Two weeks after my second dose of the Moderna vaccine, I told myself I’d still be vigilant. I told myself I’d go slow, wear my mask, keep my social distance.
But then vaccinated friends came to visit. At first we stayed outside in masks; then we sat in the kitchen in masks. Then without. Now hours pass and I don’t even think about the pandemic, though it is still claiming some 8,500 lives worldwide every day. At some point, I’m not sure when, I stopped keeping close watch on the death toll in the U.S. — it’s more than 606,000 — and began to hug and shake hands again. Fear kept the pandemic in the front of my mind, until the fear abated.
That’s what happens with trauma: We forget. The mind can be kind to us in this way. It would be impossible to move on if we let every sight of haze on the horizon provoke thoughts of crematoria chimneys or trigger memories of ventilator shortages and dying relatives.
But it’s also important to remember — not just the trauma but also the lived experience during the worst of the outbreak. The pandemic made room for long periods of contemplation and stock-taking, to say nothing of brooding, fighting and fretting. Relationships faltered. Careers stalled. Tens of millions of jobs evaporated, and many aren’t coming back. Teenagers, many cooped up at home, suffered extreme psychological duress. Working parents struggled, and some, especially mothers who shouldered most of the burden of child care, hit breaking points. Millions of workers quit their jobs.
When the vaccine first started to roll out, many feared it would be hard to go back to normal. The country seemed stuck in a dysphoria that combined disbelief, anxiety and boredom. All we had were our new abnormal routines.
But after my vaccinated night out, I started to worry it would be too easy.
Like an adult who visits her parents and finds herself acting like a teenager again, we may find it irresistibly tempting to lapse into our old ways. It has even seemed possible, at times, to delete all of 2020 from our minds, skip in memory from summer 2019 to summer 2021 with no summer in between, while treating crumpled masks and gallon jugs of sanitizer as relics of a bygone civilization.
Some refuse to vaccinate, but nearly 50% of Americans have put the pandemic largely behind us with an injection or two. Maybe we should pump the brakes. The reflections of the last 14 months shouldn’t just be shoved in a cupboard with the ramen and dried milk we stockpiled. Nothing throws one’s life choices into relief like a sustained global life-or-death emergency. Relationships, money, work, rest, health, political and moral commitments — these all came up for reevaluation. Keep doing that hard work.
Because our imaginations opened up, too. The stories of people quitting jobs, or joining the front-line workers, or resolving to marry or divorce or have children or move to the Yukon — these changes, many of them radical, suggest that the turbulence shook loose hidden yearnings in many of us.

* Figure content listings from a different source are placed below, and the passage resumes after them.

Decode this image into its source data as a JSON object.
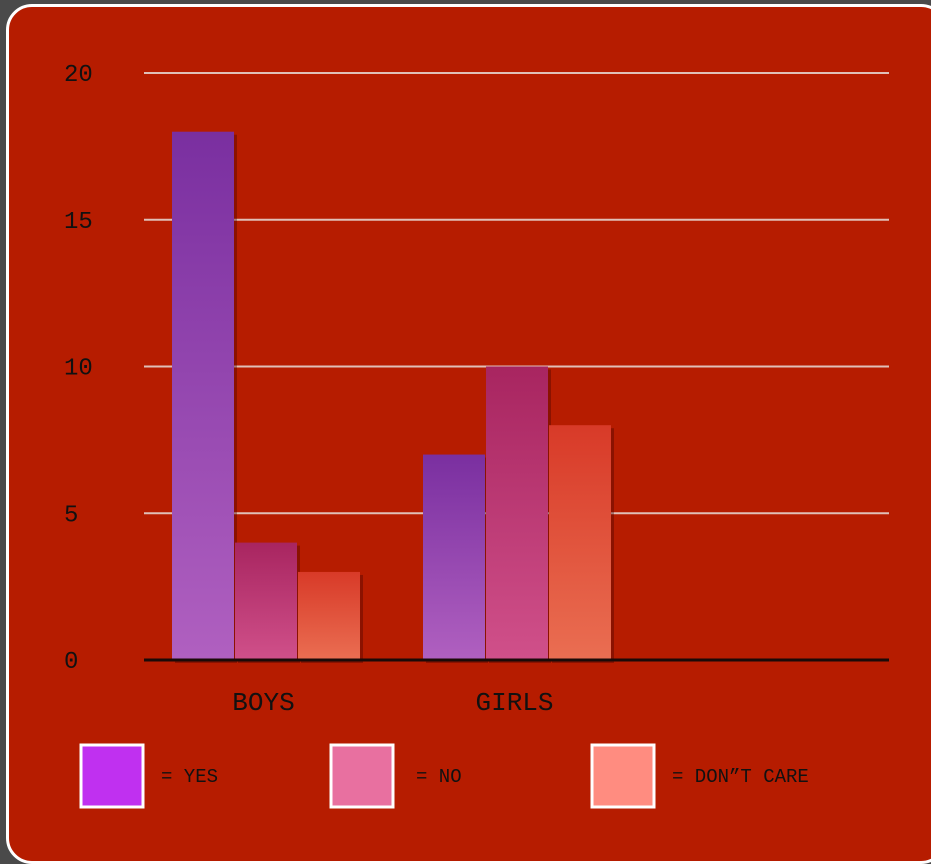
{
  "chart_data": {
    "type": "bar",
    "categories": [
      "BOYS",
      "GIRLS"
    ],
    "series": [
      {
        "name": "YES",
        "values": [
          18,
          7
        ],
        "bar_top": "#7a2fa0",
        "bar_bottom": "#b060c0",
        "swatch": "#c030f0"
      },
      {
        "name": "NO",
        "values": [
          4,
          10
        ],
        "bar_top": "#a82560",
        "bar_bottom": "#d0508a",
        "swatch": "#e870a0"
      },
      {
        "name": "DON”T CARE",
        "values": [
          3,
          8
        ],
        "bar_top": "#d83a28",
        "bar_bottom": "#ea6e52",
        "swatch": "#ff8c80"
      }
    ],
    "ylim": [
      0,
      20
    ],
    "yticks": [
      0,
      5,
      10,
      15,
      20
    ],
    "grid": true,
    "legend_position": "bottom",
    "legend_entries": [
      {
        "swatch": "#c030f0",
        "text": "= YES"
      },
      {
        "swatch": "#e870a0",
        "text": "= NO"
      },
      {
        "swatch": "#ff8c80",
        "text": "= DON”T CARE"
      }
    ],
    "background": "#b61c00",
    "gridline_color": "#e0c0b8",
    "axis_color": "#1a0a08"
  }
}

The vaccines may be making the world safer. But that doesn’t mean our newfound self-knowledge is irrelevant. It is possible to hold on to the knowledge, to keep building on it, without remaining stuck in anxiety.
There’s an old joke about a man on a train that succinctly warns against that stuckness.
“Oy, am I thirsty,” the man moans. “Oy, am I thirsty.” This goes on for hours until finally his seatmate gets him a Coke, and the man gulps it down. A few minutes pass until the man speaks up again: “Oy, was I thirsty,” he moans. “Oy, was I thirsty.”
Oy, were we scared. But we can recall and honor that period of fear without bringing the spiked cortisol with us. A tragic and chastening year awakened us to life’s brevity, its preciousness and its possibilities, and we should not forget that.